Tennessee public schools may continue requiring masks for now, according to a Friday ruling by a federal judge in Nashville.
The ruling effectively blocks the state’s recently-passed law that is meant to prohibit schools from enacting mask mandates except in catastrophic situations. The law, one product of an October special session convened by Republican lawmakers to blunt COVID safety protocols, has now been blocked or blunted in federal courts in East, Middle, and West Tennessee.
The temporary order will remain in effect while the trial proceeds.
U.S. District Court Judge Waverly Crenshaw Jr.’s ruling is in response to a lawsuit filed last month by the parents of eight Tennessee students with disabilities. They contend the law doesn’t appropriately protect their children, who are at a higher risk of contracting and getting serious complications from the virus. Universal masking inside school buildings, the parents argued, is a reasonable accommodation.
Crenshaw agreed. In his 54-page ruling, Crenshaw wrote that the Tennessee law not only fails to protect all students — let alone those with disabilities — but it also does not serve the public’s best interest.
Crenshaw called the law an obstacle that prevents school districts from complying with federal Americans with Disability Law and providing “reasonable modifications in the COVID-19 era that would allow disabled children to safely enter the schoolhouse and receive an education.”

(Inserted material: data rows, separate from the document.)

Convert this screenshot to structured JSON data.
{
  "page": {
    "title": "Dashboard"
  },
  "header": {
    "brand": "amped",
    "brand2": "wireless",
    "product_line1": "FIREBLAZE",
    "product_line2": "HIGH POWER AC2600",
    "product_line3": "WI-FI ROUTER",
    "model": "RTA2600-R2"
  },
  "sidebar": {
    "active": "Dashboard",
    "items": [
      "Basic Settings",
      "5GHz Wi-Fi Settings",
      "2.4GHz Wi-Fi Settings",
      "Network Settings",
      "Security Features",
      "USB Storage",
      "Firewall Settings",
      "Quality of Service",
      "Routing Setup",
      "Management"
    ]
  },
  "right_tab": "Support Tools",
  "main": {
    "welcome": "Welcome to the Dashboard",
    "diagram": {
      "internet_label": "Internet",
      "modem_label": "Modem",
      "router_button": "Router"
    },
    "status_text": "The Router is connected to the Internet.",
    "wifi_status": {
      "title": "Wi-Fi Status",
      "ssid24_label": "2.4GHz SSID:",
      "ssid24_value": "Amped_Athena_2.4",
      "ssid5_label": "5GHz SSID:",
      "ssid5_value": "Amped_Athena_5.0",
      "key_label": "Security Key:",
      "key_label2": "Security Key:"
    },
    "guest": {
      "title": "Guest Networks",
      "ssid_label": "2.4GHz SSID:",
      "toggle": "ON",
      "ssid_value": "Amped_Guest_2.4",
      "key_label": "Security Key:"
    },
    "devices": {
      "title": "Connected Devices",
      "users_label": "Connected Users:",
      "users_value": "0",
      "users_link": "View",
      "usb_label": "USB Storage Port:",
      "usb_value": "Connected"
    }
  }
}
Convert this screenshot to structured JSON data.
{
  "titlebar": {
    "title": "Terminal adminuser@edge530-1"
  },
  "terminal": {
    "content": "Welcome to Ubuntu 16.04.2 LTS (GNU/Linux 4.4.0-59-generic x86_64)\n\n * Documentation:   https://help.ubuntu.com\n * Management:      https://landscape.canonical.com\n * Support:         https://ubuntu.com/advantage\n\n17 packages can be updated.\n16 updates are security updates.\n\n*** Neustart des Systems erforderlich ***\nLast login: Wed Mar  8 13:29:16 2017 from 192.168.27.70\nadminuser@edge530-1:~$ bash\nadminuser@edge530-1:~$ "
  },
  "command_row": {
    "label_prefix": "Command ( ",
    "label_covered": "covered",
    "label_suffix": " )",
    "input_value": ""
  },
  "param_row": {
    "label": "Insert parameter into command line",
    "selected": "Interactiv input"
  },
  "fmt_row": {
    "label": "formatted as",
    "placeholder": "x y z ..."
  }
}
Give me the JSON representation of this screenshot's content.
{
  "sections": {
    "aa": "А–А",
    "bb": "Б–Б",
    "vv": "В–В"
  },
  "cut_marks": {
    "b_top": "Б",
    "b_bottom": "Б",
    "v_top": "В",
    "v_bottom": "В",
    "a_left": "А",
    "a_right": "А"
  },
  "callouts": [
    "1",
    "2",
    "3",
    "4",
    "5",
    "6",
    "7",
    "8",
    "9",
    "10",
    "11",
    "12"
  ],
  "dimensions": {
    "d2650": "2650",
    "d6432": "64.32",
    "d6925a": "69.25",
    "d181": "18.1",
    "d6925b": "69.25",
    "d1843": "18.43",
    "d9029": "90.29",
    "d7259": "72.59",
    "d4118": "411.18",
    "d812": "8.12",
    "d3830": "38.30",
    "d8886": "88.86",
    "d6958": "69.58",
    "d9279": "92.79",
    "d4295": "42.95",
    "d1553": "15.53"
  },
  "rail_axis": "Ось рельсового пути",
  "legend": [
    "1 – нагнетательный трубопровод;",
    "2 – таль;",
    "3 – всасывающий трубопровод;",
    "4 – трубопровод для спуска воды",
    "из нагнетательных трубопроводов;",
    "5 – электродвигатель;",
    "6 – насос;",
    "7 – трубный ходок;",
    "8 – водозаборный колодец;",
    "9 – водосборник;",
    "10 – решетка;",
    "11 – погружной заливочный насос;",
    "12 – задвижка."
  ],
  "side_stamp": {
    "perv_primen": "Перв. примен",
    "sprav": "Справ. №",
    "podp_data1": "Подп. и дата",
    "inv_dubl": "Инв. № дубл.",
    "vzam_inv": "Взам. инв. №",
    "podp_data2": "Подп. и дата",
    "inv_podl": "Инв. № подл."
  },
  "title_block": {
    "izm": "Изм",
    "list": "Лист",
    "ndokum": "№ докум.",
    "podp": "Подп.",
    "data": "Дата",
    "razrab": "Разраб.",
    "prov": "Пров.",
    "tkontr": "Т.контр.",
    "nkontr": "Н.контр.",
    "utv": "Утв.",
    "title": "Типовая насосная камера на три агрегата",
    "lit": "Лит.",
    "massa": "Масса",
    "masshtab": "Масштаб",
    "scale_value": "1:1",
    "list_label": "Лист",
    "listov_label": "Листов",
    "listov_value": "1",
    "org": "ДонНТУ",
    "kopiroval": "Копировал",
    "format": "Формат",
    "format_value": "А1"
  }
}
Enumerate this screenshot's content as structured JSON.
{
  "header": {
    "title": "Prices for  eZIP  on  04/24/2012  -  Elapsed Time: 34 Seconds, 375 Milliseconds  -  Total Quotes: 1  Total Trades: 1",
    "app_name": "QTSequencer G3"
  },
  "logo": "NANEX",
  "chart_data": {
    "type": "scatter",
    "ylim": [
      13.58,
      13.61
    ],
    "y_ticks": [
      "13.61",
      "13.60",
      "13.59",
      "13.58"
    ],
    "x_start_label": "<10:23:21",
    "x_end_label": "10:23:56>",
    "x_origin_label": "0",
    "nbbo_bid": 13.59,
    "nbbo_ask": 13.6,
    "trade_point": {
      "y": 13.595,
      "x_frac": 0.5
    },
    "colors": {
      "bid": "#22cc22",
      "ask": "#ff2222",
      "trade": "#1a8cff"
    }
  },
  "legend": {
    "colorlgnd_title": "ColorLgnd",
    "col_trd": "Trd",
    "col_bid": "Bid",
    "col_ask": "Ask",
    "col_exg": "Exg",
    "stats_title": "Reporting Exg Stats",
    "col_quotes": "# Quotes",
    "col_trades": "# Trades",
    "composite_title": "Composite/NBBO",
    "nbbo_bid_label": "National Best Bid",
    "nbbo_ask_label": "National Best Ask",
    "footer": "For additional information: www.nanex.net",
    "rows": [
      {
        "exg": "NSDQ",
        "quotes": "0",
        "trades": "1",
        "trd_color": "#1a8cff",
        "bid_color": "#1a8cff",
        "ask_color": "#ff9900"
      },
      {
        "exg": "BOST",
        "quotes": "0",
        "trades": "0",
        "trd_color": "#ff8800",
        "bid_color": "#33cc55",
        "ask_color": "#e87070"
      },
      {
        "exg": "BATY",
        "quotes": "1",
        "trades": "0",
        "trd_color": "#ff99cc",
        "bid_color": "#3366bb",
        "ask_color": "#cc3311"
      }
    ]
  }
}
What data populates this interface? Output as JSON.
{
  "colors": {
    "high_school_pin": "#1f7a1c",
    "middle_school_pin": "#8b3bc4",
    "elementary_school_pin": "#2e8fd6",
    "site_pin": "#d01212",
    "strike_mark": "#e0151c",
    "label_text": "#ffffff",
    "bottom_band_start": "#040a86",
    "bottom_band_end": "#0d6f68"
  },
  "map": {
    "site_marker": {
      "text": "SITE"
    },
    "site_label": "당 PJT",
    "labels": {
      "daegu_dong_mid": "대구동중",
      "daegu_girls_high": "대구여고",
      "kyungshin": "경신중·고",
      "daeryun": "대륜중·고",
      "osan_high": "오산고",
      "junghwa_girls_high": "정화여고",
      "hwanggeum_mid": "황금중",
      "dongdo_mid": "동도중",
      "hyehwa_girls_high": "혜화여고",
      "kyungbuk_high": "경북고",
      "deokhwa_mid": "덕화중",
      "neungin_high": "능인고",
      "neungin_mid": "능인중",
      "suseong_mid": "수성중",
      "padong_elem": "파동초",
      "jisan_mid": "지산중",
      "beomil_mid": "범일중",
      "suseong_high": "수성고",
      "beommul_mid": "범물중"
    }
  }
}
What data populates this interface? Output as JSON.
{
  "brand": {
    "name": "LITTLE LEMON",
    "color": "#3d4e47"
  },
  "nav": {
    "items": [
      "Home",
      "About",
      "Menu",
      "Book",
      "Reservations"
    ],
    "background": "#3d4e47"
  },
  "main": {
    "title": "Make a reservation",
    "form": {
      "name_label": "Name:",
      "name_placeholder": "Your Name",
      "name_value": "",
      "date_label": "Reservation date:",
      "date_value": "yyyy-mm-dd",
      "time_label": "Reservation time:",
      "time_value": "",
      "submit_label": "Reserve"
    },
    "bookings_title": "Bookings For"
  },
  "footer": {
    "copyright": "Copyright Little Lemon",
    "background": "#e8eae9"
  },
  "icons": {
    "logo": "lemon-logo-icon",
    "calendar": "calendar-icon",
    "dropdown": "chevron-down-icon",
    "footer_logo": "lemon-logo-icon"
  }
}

“It is in the public’s best interest to slow the spread of COVID-19 in Tennessee’s schools,” he wrote. “Defendants have proffered absolutely nothing to suggest that any harm would come from allowing school districts to determine what is best for their schools, just as they did prior to the enactment of Title 14.”
The lawsuit against Gov. Bill Lee and Education Commissioner Penny Schwinn also moves that the state’s rollback of mask mandates has put public schools in an “impossible” financial situation. On one hand, districts could lose state funds if they don’t follow state law. On the other hand, they risk losing federal aid if they don’t comply with federal disability law.
Crenshaw said the law “honors the ADA and the Rehabilitation Act more in its breach than its observance.”
Friday’s ruling comes about a month after Lee signed the COVID legislation package into law, leading to mask confusion across the state as school officials, teachers, and families juggled often conflicting mandate orders.
This is the latest ruling to uphold that universal masking at schools is a reasonable modification to protect students with disabilities, and ensure they have equal access to education. At a November hearing in Memphis, U.S. District Judge Sheryl Lipman of Tennessee’s Western District said Shelby County can enforce its health ordinances regardless of any rule or regulation “that purportedly restrains its ability to provide reasonable accommodations to schools.”
And in Knox County, a federal judge’s decision to keep school mask mandates will remain in place until the conclusion of the lawsuit, which could take months or possibly longer as the court case plays out.
During the legal wrangling, mask mandates have remained in place in the state’s two largest school districts — Memphis and Nashville — but many other districts that started the school year with mask mandates have dropped them.